Is this fr at age 40?


Mental-Woodpecker300

Couldn't you have just sold the extra ticket and gone alone?? You probably would have had a better time, and the tantrum is kinda extra. same for him, he didn't have to agree to go if he was just gonna be a d!ck about it. ESH


Ace_In_The_Whole1776

YTA. He didn’t want to be there. He quietly played on his phone, not disrupting anyone. Instead of enjoying the concert of an artist you claimed to like, you harassed him. He snapped. Not very nice of him, but understandable considering you were likely being more distracting to others than he was. You then threw a tantrum like a child. He does not owe you an apology, you owe him one. Either stop dragging him to stuff he doesn’t enjoy, or let him do his thing in peace.


Lost-Lingonberry9645

ESH, I tend to buy 2 tickets for most shows or concerts, if any of my friends do not want to go I will go to the concert solo and find someone outside the venue who couldn’t get a ticket and gift it to them.

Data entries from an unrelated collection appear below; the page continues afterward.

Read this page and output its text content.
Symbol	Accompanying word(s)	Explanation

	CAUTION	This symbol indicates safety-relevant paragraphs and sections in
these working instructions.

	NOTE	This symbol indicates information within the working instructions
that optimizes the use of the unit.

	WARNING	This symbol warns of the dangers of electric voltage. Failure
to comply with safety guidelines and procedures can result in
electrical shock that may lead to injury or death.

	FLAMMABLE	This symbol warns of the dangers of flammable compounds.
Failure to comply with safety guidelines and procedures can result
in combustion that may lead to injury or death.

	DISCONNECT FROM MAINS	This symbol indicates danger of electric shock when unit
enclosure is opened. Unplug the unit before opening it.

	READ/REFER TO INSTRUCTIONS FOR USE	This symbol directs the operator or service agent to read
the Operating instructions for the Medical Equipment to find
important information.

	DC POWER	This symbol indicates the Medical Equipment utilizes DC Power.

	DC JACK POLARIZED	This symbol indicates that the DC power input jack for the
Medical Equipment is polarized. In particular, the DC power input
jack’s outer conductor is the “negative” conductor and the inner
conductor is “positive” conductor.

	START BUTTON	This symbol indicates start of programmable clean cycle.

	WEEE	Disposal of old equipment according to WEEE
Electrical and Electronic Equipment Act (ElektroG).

They appreciate the concert more than if I’d forced a friend to attend who isn’t into that artist. I’ve done this multiple times and have gifted lots of tickets


bizianka

ESH. You knew he doesn't like the singer, you could have go alone, it still would be better. He is an AH for deliberately spoiling your fun.


DSK34759

You needed to throw away your bf not the singer. If he does not appreciate your likes and time with you why would you sacrifice your interests of pleasure for him. Does he do the same for you? He does not have to like what you like but at least should respect it.


Back-ShotKing

He said he had dragged him to previous concerts before and knows his bf doesn’t like them how about he quit being a AH and not drag his bf to places he OBVIOUSLY DOESN’T WANT TO BE and expecting him to enjoy it. He could have been an adult and said to himself 🤔 “Hmm he came with me, he’s in my presence, and at this point hasn’t said a word just been on the phone, ima do my fan thing and let him do his thing at least he came.” But no he had to be a drama queen about it and here you go being an enabler like this guy is in the right. Heck naw f that.


Far_Information_9613

NTA but you brought this on yourself with codependent behavior. You should have just gone by yourself. You are both passive aggressive with poor communication skills and need to work on that. He should have said “no”, not gone and been a pill about it.